The episode explores how Stoic philosophy evolved from early cynical categorizations to more practical approaches that recognize 'preferred indifference.' Holiday references his own works Lives of the Stoics and The Daily Stoic Journal to illustrate how ancient wisdom applies to modern emotional resilience and decision-making.

The Exhausting Cycle of Emotional Slavery

The passions 'pick you up, put you down a hundred times a day' creating an exhausting cycle of excitement and disappointment that burns us out.

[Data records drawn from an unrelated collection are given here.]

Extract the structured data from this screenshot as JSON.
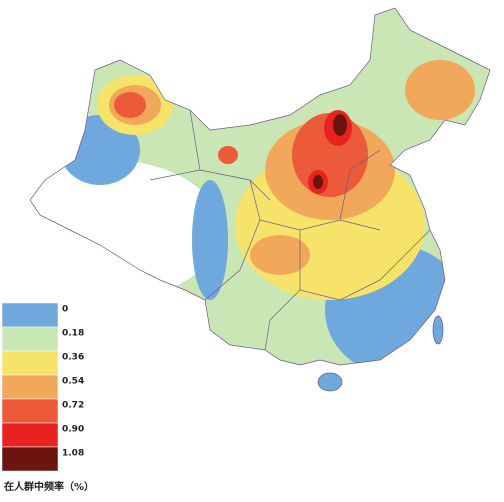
{
  "legend": {
    "title": "在人群中频率（%）",
    "items": [
      {
        "label": "0",
        "color": "#6fa8dc"
      },
      {
        "label": "0.18",
        "color": "#c9e6b4"
      },
      {
        "label": "0.36",
        "color": "#f7e36a"
      },
      {
        "label": "0.54",
        "color": "#f2a85a"
      },
      {
        "label": "0.72",
        "color": "#ec5a3a"
      },
      {
        "label": "0.90",
        "color": "#e8231f"
      },
      {
        "label": "1.08",
        "color": "#6b1410"
      }
    ]
  }
}
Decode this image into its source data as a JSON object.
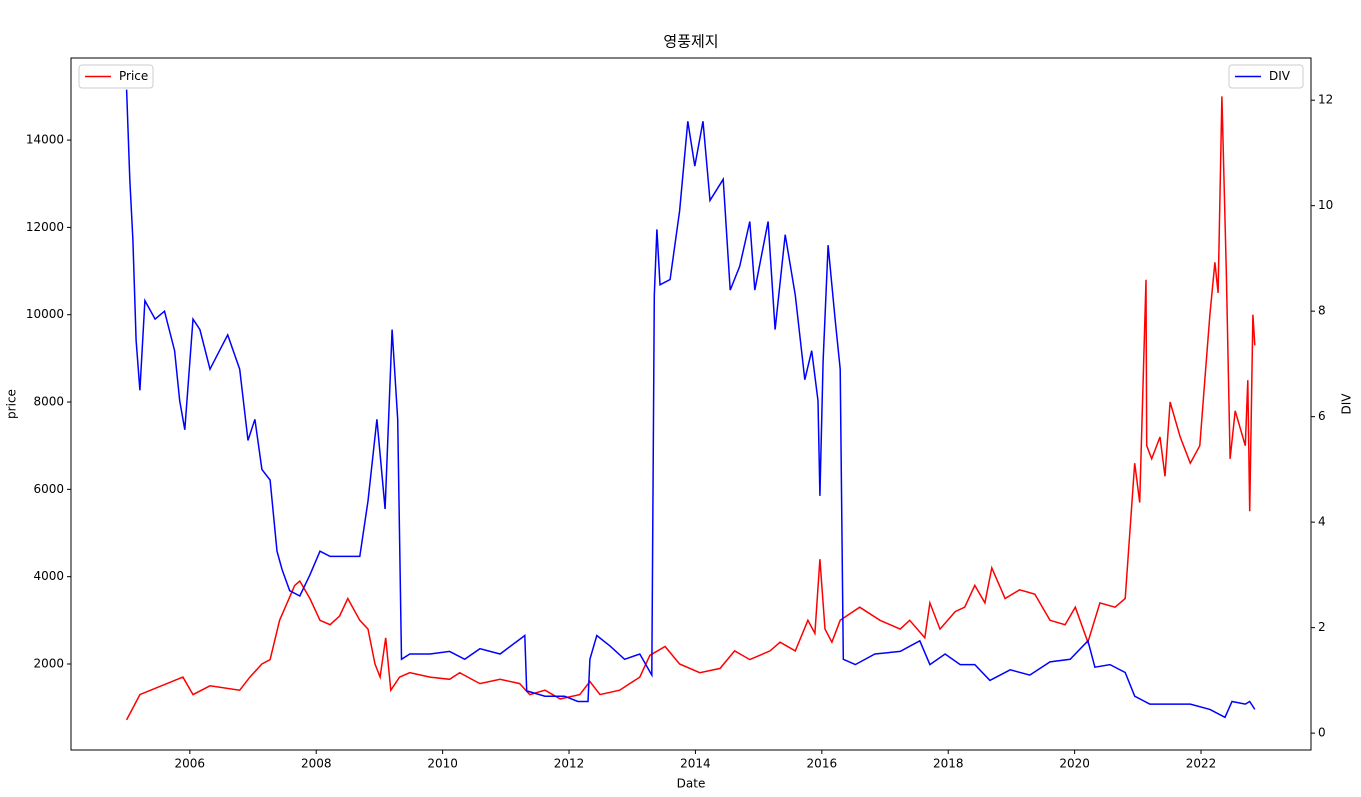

Meditations teaches us to 'be like the rock that the waves keep crashing over' - standing unmoved while the raging sea falls still around it.

The goal is not to feel nothing, but to be 'less pulled, less shaken, less owned by every passing wave' - maintaining agency over our responses.

The Stoic Categories: Good, Bad, and Indifferent

Discourses by Epictetus defines the three categories: 'The good are virtues and all that share in them, the bad are vices and all that indulge them. The indifferent lie in between virtue and vice and include wealth, health, life, death, pleasure, and pain.'

Meditations 8.56 emphasizes individual autonomy: 'My reason choice is as indifferent to the reason choice of my neighbor... the ruling reason in each of us is a master of its own affair.'

Moral Letters 92 by Seneca states that 'things in life which are advantageous and disadvantageous' are 'both beyond our control.'

The Evolution from Cynical to Practical Stoicism

Lives of the Stoics discusses how early Stoics were 'much more cynical' and closer to the cynic philosophical school, seeing everything as either virtue or vice.

Later Stoics became 'more practical, pragmatic' recognizing gray areas and developing the concept of 'preferred indifference.'

Seneca's preferred indifference means 'if you had a choice, you'd probably pick tall' over short or 'rich over poor' - but you're philosophically cool either way.

Practical Indifference as Strength, Not Nihilism

Stoic indifference is 'not like nihilism' but rather 'resiliency' - the ability to be good with whatever happens.

Seneca teaches that 'a wise man wants stuff, but it doesn't need it' - we make do with what is while having preferences.

The Daily Stoic Journal provides structured exercises for cultivating this 'strength of endurance' through weekly Meditations.

True Stoic power means 'we'll respond, we'll endure, we'll survive, we'll make the best of everything' - being strong and confident through indifference.